Remarkable actresses keep 'Letters to Juliet' from being forgettable
Sat, 07/10/2010
If you’d like to see screenwriters do some serious mental gymnastics just to get a pair of lovers to meet cute, then “Letters to Juliet” may be worth a look.
Sophie (Amanda Seyfried) is an aspiring writer and a girl in love. But wait, her fiancé, Victor (Gael Carcia Bernal), is soon to open a restaurant forcing them to take their honeymoon trip before he’s tied up running the place and conveniently, for the purposes of our plotline, before they tie the knot.
Sophie and Victor head off to Verona, Italy, city of Romeo and Juliet and a solid choice for a romantic get away. But wait once more, Victor’s heart has been stolen by his beloved restaurant. He keeps running off to taste truffles and attend wine auctions leaving poor Sophie to wander the streets of Verona alone.
On one of her solitary walks, Sophie happens upon a courtyard that was supposedly home to the famous balcony scene in “Romeo and Juliet.” She discovers a note written fifty years ago to the mythical Juliet tucked into a crevice in the wall. She also bumps into a group of women, Juliet’s Secretaries, who make it their mission to answer the many letters left at the wall every day. Sophie writes a response to the letter and a few days later the grandson of Claire (Vanessa Redgreave), woman who wrote it, barges into the office of Juliet’s Secretaries outraged that someone had gotten grandma all in a tizzy about some long lost love.
But wait yet again if you will. As Sophie, Claire and her grandson, Charlie (Christopher Egan) set off to find Claire’s lost love Lorenzo are those romantic sparks fueling the constant bickering between Sophie and the chronically irritated Charlie?
We’re going to find out, but only if we can stay awake. After constructing this Byzantine set up, the collective creative inspiration of director Gary Winick and his writers, Jose Rivera and Tim Sullivan, collapses in a heap.

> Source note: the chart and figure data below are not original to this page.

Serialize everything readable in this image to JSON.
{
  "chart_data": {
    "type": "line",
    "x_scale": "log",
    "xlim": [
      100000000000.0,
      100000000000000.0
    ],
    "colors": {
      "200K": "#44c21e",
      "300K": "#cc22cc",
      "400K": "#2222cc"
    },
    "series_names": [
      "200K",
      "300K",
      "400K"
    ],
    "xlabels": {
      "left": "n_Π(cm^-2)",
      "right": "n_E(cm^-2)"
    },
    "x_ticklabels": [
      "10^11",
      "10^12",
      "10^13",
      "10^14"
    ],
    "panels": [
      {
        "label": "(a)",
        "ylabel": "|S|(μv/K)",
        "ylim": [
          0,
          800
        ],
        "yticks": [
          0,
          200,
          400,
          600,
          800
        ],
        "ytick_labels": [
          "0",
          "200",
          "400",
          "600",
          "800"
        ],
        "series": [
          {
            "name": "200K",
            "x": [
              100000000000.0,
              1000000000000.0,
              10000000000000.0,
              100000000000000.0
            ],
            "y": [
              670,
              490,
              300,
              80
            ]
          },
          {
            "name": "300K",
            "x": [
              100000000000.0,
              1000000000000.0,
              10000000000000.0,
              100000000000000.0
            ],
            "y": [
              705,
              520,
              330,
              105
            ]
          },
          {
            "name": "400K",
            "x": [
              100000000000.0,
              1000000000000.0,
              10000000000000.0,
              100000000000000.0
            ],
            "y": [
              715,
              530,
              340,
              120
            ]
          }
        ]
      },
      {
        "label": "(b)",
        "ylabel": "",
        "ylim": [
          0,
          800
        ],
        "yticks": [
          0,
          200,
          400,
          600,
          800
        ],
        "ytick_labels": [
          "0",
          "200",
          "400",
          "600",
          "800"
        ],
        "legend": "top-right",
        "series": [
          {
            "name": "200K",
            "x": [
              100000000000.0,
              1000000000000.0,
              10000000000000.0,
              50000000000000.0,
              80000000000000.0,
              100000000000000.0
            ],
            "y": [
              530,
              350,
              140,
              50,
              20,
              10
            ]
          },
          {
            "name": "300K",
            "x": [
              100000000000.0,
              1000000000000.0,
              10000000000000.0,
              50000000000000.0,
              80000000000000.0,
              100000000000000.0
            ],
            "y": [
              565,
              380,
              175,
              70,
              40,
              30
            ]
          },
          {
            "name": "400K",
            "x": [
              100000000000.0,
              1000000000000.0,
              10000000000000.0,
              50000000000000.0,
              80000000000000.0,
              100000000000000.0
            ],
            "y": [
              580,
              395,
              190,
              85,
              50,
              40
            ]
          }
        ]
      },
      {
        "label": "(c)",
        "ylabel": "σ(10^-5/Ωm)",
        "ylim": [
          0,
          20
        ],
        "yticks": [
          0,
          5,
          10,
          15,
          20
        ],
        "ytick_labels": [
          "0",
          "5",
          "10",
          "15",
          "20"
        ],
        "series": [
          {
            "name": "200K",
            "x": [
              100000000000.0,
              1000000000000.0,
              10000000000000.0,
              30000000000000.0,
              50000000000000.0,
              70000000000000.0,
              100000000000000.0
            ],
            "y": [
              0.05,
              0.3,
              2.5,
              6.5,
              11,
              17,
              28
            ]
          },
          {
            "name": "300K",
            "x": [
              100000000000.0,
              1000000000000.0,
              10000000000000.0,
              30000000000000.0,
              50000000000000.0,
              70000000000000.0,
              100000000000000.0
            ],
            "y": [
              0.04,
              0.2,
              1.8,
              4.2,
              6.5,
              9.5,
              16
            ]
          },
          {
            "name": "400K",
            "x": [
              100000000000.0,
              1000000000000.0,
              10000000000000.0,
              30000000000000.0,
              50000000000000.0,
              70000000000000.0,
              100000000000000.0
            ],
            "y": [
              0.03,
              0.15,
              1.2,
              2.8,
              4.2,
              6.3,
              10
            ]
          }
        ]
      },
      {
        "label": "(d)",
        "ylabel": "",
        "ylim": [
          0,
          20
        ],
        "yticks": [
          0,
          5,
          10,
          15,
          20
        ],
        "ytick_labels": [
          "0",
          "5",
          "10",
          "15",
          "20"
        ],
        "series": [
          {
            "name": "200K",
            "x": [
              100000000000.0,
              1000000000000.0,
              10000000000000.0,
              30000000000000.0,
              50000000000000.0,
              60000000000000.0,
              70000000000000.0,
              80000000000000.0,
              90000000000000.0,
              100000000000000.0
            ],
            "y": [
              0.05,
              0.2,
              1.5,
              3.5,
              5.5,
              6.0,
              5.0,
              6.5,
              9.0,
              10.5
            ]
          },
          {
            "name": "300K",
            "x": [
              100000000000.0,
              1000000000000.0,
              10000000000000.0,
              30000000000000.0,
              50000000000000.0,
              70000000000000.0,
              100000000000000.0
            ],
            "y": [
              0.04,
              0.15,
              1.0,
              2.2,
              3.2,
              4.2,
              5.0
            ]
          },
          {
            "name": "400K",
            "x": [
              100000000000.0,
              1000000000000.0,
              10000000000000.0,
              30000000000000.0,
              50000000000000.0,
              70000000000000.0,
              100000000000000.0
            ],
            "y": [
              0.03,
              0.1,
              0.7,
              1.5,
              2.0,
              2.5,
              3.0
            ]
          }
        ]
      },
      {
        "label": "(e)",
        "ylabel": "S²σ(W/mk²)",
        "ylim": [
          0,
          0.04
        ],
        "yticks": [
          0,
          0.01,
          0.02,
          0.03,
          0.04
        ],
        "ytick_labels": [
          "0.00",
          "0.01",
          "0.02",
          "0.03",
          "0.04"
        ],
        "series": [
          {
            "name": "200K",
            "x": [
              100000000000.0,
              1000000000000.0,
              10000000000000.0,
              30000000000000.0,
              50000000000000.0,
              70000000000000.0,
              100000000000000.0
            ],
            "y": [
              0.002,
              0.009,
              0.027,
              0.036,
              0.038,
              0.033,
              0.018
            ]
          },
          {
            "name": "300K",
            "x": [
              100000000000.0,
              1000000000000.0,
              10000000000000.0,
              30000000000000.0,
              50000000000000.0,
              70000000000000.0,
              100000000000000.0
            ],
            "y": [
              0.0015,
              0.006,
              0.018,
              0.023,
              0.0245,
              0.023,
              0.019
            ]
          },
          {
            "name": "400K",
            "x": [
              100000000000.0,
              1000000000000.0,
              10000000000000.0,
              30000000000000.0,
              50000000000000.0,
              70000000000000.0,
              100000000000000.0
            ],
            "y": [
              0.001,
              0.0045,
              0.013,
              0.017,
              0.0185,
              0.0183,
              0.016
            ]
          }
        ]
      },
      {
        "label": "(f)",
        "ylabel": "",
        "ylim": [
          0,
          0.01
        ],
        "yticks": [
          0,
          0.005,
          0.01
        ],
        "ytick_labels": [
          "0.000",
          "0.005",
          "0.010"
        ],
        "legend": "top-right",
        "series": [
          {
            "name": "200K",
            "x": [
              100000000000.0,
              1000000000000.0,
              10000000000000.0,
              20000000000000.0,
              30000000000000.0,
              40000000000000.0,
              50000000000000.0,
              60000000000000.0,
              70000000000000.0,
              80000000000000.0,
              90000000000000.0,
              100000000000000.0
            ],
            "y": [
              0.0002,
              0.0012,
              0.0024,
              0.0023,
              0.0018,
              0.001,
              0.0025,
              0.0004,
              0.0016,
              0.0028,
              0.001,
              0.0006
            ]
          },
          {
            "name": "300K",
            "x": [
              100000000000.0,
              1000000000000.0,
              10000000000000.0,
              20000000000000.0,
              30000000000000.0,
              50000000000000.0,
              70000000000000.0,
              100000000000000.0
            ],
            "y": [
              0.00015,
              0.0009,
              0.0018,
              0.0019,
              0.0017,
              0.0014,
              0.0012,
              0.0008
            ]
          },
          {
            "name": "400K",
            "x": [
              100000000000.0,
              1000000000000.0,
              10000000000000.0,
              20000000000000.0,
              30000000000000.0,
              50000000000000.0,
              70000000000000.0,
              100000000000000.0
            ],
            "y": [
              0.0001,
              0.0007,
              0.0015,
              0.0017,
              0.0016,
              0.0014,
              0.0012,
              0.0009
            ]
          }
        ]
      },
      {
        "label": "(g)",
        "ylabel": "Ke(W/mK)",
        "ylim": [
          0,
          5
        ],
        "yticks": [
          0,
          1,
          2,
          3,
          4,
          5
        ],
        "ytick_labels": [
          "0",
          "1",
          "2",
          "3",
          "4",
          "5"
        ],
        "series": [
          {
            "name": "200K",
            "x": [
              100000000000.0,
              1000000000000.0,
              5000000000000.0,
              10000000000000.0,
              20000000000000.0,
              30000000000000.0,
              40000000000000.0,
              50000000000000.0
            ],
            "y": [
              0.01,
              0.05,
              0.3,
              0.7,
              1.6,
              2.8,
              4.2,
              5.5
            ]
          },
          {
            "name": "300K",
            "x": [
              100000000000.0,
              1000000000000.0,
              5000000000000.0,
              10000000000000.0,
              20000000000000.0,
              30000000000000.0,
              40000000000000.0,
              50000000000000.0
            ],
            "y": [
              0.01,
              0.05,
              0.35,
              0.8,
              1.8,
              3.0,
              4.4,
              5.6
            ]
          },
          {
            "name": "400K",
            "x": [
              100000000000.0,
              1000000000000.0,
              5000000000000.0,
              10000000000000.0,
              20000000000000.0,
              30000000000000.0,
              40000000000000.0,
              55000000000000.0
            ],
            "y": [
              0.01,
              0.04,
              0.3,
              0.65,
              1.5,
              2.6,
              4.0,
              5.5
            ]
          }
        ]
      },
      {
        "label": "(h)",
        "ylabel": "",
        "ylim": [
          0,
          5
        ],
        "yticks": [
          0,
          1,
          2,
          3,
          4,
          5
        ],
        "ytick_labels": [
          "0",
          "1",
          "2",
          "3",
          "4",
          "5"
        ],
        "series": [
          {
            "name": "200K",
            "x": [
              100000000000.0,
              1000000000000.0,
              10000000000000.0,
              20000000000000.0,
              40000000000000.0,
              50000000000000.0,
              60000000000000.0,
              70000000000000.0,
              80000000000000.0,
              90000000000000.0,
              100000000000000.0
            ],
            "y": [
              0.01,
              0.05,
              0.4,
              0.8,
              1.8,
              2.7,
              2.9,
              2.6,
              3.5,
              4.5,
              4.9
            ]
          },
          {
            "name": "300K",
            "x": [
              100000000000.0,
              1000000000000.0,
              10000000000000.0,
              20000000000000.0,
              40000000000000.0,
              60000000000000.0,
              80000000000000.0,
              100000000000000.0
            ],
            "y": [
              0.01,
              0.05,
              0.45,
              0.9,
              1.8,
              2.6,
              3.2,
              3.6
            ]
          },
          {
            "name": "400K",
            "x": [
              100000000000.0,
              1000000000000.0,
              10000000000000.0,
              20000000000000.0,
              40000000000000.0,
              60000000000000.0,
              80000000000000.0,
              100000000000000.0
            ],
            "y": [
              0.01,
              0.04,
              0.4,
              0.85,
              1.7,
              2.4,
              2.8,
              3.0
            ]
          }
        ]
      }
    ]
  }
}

What should be an entertaining romp as Claire tracks down one wrong Lorenzo after another, as her young companions bring their romantic chemistry to a repressed simmer, is derailed by the most formulaic writing and directing this side of the Lifetime Channel. This is a film that relies heavily on pretty shots of the Italian countryside and perky pop tunes to keep our attention focused on the screen. If you stop the count the missed comedic opportunities in that long parade of false Lorezos you might actually be lulled into falling asleep.
What saves “Letters to Juliet” from becoming a truly forgettable experience are the two remarkable actresses at its center. Vanessa Redgrave may be the most unsettling screen presence of a generation. Her piercing blue eyes radiate an unlikely combination of serenity and hunger. When she fixes that stare on a costar, the silliest dialogue seems to have its source deep in the soul. It’s easy to believe in Claire, even at this late stage in life, as somebody’s lover.
Amanda Seyfried is no slouch as an actress. With her Angelina Jolie eyes, she commands the screen even when sharing it with Redgrave. In fact, the best chemistry in “Letters to Juliet” bubbles up between the two. Bernal and Egan as Sophie’s love interests hardly seem worth the trouble, but Seyfried wins you over to Sophie’s side and seduces you into wanting good things for her.
While “Letters to Juliet” wants to captivate us with the questions of whether, and with whom, Claire and Sophie find love it’s the acting that grabs your attention. The clichéd script is like an obstacle course and the real entertainment is watching these two exceptional actresses create compelling performances with virtually nothing to work with.